Monday, November 14, 2011

Wolves and Sheep

Those who criticize democracy liken the process to two wolves and a sheep deciding what to have for dinner. A republic (or representative democracy) could then be characterized as a society of mostly sheep who can only vote for wolves to represent them. Both of these political theories involve voting, one implies voting for representatives specifically, and neither guarantee universal suffrage for all adults. Libertarians suggest individual liberty should be the guiding principle of all laws and governing bodies but this view is a political fallacy that does not function in reality where social dynamics put individuals at cross purposes to one another. In the wolves and sheep analogy, the libertarian scenario amounts to the law of the jungle in which the wolves are free to eat the sheep and the sheep is free to be eaten by wolves. "Libertarian" is not a mode of government but rather an ambiguous ideal that doesn't take into account that one's liberty ends where another's begins. Or as my grandfather used to say "Your rights end where mine begin."

In the united states, we have what we call a democratic republic, and it is often referred to as an ongoing experiment in democracy. But a pure democracy has never truly been practiced by any nation, state, kingdom or empire, not even by the Athenians who first conceived it. The Ancients Greeks experimented with direct democracy, representative democracy, and aristocracy, but never implemented universal suffrage acknowledging the equality of all citizens. Rome followed in kind but eventually undermined their republic in favor of an aristocratic empire. And to be fair, "Aristocracy" literally translates into the "rule of the best" which doesn't sound bad and may have been started with the best of intentions. But it quickly became the rule of a nepotist elite, a plutocracy of ruling families who retained the bulk of land and wealth. It took thousands of years for universal suffrage to become a moral question, and then a civil movement, and then the hard won rights of many, but not most people around the world.

Until relatively recently the experiments of democracy have been carried out entirely among the wolves, who rarely debated what to have for dinner. And as the wolves sustained themselves by extracting their nourishing riches from the poor, the sheep, the 99%, they grew very fat and passed on their ill-gotten wealth to each new generation. If libertarians could go back to zero, and argue for the liberty of all people, and protect those liberties before the wolves had plundered the sheep for thousands of years, they may have been a powerful political force in the history of democracy. But to argue for liberty in a world turned upside down by wolves who take what they want and then fiercely defend it as their rightful property, is to prevent the sheep from ever turning the world right side up again. Most of the wealthy, the 1% especially, do not directly identify with the Libertarian party, or it's main advocates, but they do appreciate the validation and the shield it provides to wealthy property owners. And the one thing they hold in common is that they believe in money over people, capital over labor, inherited property over earned property.

It's true there are "Socialist Libertarians" out there, but they might be seen as the black sheep, in keeping with our analogy. So even among the Libertarian fold there is disagreement on issues such as redistribution of wealth, or caps on wealth as FDR suggested in his Economic Bill of Rights. The most frustrating slogan coming from the Libertarian party is "Free Markets Free People" as if the two were one and the same. As if taking part in the market were itself not a privilege of those who have adequate capital (wealth) or access to credit, capital, or wealth. And all those who participate in the market may not be wolves, but those who dominate the market are, and they go on to manipulate the powers that are intended to keep them in check.
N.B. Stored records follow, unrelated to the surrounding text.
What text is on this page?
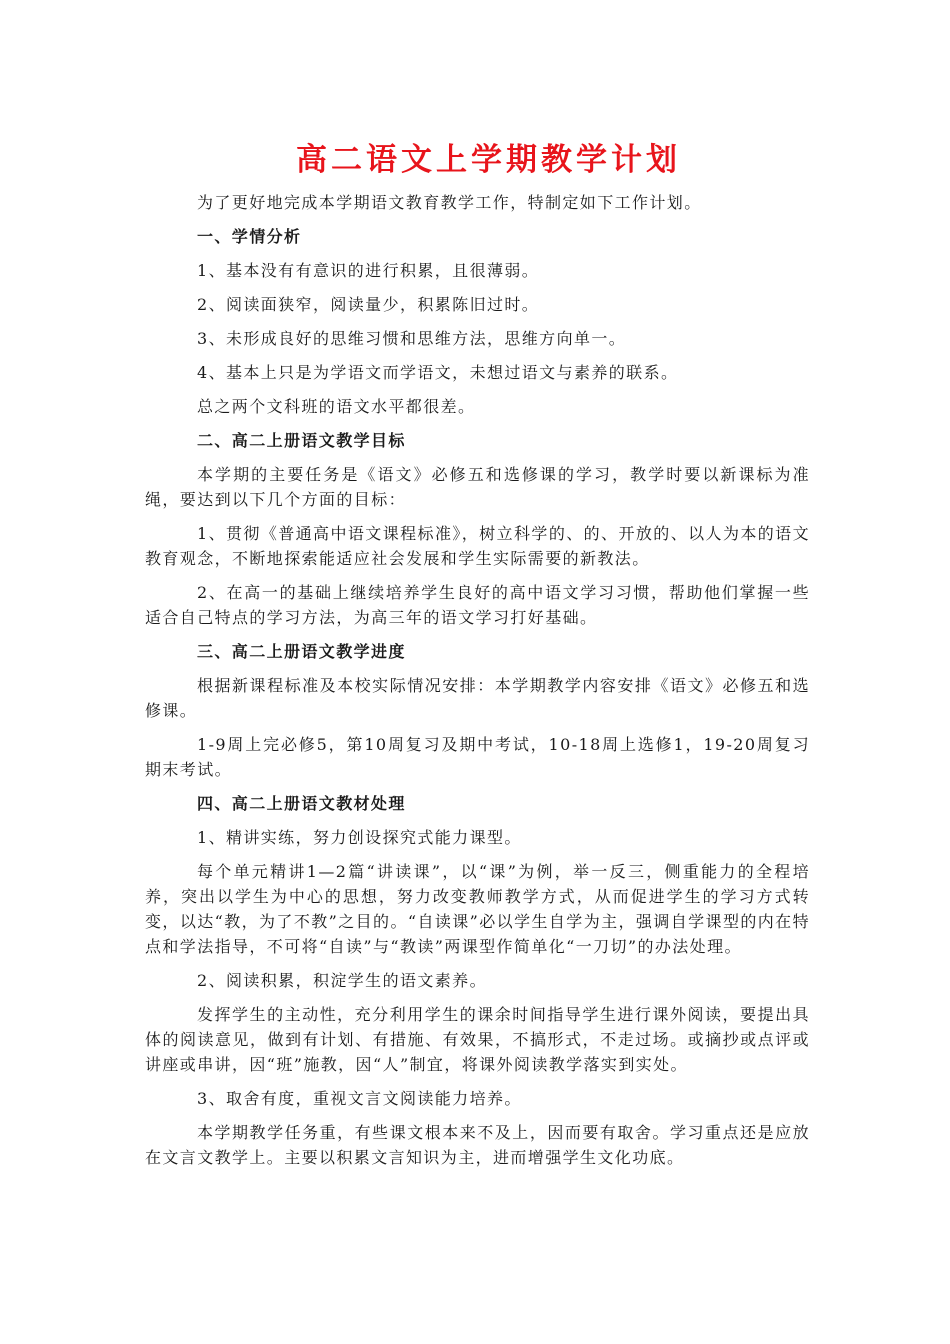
高二语文上学期教学计划

为了更好地完成本学期语文教育教学工作，特制定如下工作计划。

一、学情分析

1、基本没有有意识的进行积累，且很薄弱。

2、阅读面狭窄，阅读量少，积累陈旧过时。

3、未形成良好的思维习惯和思维方法，思维方向单一。

4、基本上只是为学语文而学语文，未想过语文与素养的联系。

总之两个文科班的语文水平都很差。

二、高二上册语文教学目标

本学期的主要任务是《语文》必修五和选修课的学习，教学时要以新课标为准绳，要达到以下几个方面的目标：

1、贯彻《普通高中语文课程标准》，树立科学的、的、开放的、以人为本的语文教育观念，不断地探索能适应社会发展和学生实际需要的新教法。

2、在高一的基础上继续培养学生良好的高中语文学习习惯，帮助他们掌握一些适合自己特点的学习方法，为高三年的语文学习打好基础。

三、高二上册语文教学进度

根据新课程标准及本校实际情况安排：本学期教学内容安排《语文》必修五和选修课。

1-9周上完必修5，第10周复习及期中考试，10-18周上选修1，19-20周复习期末考试。

四、高二上册语文教材处理

1、精讲实练，努力创设探究式能力课型。

每个单元精讲1—2篇“讲读课”，以“课”为例，举一反三，侧重能力的全程培养，突出以学生为中心的思想，努力改变教师教学方式，从而促进学生的学习方式转变，以达“教，为了不教”之目的。“自读课”必以学生自学为主，强调自学课型的内在特点和学法指导，不可将“自读”与“教读”两课型作简单化“一刀切”的办法处理。

2、阅读积累，积淀学生的语文素养。

发挥学生的主动性，充分利用学生的课余时间指导学生进行课外阅读，要提出具体的阅读意见，做到有计划、有措施、有效果，不搞形式，不走过场。或摘抄或点评或讲座或串讲，因“班”施教，因“人”制宜，将课外阅读教学落实到实处。

3、取舍有度，重视文言文阅读能力培养。

本学期教学任务重，有些课文根本来不及上，因而要有取舍。学习重点还是应放在文言文教学上。主要以积累文言知识为主，进而增强学生文化功底。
This is the basic process we call corruption and it requires little or no conspiring, in fact it's exactly how the system is designed so we can expect the end product to be corruption every time. But the free market concept is an oxymoron, nothing in the market is "free", something is either "Free" or "Traded" but there is no such thing as "Free Trade."

Unfortunately, if there ever was any purity to the Libertarian agenda, it was at some point co-opted by the same people who decided that corporations are people, but with more rights, more power, more liberty than those of us with belly buttons. To them the Bhopal disaster may have been a tragedy, but there should be no laws to prevent something like that from re-occurring in the future. They don't see any problem limiting the liability of corporations, but to limit the liberty of corporations, to drill where they please, or dump toxic waste into the oceans and streams is an affront to freedom. Only under the guise of a word as pure and saintly as "Liberty" could anyone get away with the obvious advocacy of freedom without accountability. The agenda of the Libertarian party is so off kilter that it exposes their callous disregard, if not ignorance of the delicate balance that is liberty for all. This is not a group of disadvantaged underdogs fighting for truth and justice, it is a group of mostly white, affluent, and often wealthy, land owning conservatives who don't recognize just how much liberty they have, they only know where it's limits are and they don't like to be limited.

Is it possible that Libertarians have always been wolves in sheep's clothing?